Çok kitap okuyorum uykusuz kalıyorum

> Rumuz Tataroğlu

> Çok kitap okumamı gerektiren, yoğun bir çalışma hayatım var. Zihnim yoruluyor ve uykusuz kalıyorum. Vitamin kapsülleri ise midemi bulandırıyor. Başka çaresi var mı?

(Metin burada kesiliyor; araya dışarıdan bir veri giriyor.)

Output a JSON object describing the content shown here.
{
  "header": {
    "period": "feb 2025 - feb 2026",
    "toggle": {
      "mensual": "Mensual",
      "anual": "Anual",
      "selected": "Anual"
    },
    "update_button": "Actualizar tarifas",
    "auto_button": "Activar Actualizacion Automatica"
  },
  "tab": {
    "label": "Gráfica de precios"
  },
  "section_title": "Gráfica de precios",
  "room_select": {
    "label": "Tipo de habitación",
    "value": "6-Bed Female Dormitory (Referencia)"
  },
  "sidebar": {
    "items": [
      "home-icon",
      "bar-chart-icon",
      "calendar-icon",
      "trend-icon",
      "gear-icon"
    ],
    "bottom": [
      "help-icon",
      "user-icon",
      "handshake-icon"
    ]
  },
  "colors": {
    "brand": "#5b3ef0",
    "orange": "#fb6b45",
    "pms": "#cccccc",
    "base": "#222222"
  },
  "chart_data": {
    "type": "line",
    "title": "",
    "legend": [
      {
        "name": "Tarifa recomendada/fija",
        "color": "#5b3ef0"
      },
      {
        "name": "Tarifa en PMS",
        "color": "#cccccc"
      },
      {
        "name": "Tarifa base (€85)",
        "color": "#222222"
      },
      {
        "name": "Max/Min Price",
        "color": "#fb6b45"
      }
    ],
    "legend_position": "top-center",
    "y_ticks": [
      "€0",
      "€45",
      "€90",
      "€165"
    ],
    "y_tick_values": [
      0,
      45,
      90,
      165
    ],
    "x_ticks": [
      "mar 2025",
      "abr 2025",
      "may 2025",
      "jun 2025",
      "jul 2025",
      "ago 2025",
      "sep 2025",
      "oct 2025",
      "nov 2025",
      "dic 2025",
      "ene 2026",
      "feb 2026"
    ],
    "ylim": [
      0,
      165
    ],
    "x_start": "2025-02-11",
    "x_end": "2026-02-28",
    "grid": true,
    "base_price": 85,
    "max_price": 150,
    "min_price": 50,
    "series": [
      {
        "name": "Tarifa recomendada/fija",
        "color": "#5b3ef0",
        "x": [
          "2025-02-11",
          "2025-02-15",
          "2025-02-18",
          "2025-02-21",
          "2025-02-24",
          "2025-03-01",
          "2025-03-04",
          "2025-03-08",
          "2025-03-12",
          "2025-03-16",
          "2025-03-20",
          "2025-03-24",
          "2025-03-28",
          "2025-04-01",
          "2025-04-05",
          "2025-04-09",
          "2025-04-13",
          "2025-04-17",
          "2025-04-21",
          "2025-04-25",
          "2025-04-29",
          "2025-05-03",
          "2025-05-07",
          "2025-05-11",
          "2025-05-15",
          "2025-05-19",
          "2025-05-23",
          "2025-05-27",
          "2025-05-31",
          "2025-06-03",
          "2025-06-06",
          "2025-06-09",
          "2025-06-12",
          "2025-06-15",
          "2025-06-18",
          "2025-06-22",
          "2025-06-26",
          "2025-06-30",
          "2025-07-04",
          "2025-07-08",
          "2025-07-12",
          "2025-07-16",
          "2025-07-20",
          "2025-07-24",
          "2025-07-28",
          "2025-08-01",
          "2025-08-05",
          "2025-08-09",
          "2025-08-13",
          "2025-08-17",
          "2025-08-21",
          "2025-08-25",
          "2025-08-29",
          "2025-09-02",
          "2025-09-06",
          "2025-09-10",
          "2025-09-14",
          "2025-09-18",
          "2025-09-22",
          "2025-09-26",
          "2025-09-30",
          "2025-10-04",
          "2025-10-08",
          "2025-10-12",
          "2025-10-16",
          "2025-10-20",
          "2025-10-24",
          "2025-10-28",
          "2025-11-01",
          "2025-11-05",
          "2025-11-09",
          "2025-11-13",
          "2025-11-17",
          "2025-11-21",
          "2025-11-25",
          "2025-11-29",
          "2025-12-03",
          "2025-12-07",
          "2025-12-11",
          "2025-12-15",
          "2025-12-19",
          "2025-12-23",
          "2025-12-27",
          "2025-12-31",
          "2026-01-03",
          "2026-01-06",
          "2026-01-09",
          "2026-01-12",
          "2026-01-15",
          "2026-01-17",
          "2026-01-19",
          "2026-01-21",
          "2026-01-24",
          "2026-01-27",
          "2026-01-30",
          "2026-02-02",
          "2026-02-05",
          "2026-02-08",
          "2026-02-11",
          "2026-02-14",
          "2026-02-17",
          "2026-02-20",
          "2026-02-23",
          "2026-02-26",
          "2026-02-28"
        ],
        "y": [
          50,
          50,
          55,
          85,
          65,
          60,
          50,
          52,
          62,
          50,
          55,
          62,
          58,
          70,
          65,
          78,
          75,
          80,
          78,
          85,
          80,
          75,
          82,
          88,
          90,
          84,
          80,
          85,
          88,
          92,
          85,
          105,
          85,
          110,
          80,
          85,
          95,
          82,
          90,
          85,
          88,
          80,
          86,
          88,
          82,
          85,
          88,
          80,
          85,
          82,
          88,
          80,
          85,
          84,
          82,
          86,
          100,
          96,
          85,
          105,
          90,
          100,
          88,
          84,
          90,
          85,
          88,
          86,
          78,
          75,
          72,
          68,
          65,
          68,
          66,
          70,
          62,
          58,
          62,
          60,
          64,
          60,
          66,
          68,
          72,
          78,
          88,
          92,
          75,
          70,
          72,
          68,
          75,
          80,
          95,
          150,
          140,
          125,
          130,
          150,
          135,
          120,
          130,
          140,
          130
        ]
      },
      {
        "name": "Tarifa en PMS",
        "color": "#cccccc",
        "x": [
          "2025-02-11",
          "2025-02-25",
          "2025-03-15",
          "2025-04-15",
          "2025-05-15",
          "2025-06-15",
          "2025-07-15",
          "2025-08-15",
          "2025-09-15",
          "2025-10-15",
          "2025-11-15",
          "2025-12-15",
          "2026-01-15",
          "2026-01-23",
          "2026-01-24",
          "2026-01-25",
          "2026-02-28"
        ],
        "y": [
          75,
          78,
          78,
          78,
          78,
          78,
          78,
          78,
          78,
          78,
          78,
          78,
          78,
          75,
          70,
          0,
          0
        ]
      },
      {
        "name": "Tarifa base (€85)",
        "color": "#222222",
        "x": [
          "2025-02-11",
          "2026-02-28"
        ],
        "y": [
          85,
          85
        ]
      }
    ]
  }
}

CEVAP: Sayın Tataroğlu, bir insan hayatını dengeli şekilde programlarsa, hiçbir sağlık sıkıntısı çekmez. Bedeni ve zihni faaliyetlerimizi de düzenli ve dozunda yaptığımızda mesele kalmaz. Günlük beslenmemizde gıdalarımızın %50-55’i karbonhidratlardan, %30-35’i proteinlerden, %10-15’i de yağlardan oluşmalıdır. Kişi, günde en az 1 defa mevsim ve yeşil salata yedikten, her çeşitten en fazla 1 tane olmak kaydıyla meyve de yedikten sonra ilave vitamin takviyesine ihtiyaç yoktur. Bahsettiğiniz ithal vitamin preparatını meslek hayatım boyunca hiçbir hastama yazmadığım gibi tavsiye de etmem. İçinde yüksek doz A vitamini bulunan bu tür ilaçlar, başta beyin olmak üzere çeşitli organlarımızda birikerek faydadan çok zarar verir. Bulantınızın sebebi de yağda eriyen A,D,E,K vitaminlerinin vücutta birikici etkisindendir. Okuma gibi zihni faaliyetler için de, azami 40-50 dakika aynı işe dikkatimizi teksif ettikten sonra ara verip bir işle meşgul olursak hem zihnen, hem de bedenen dinlenmiş oluruz.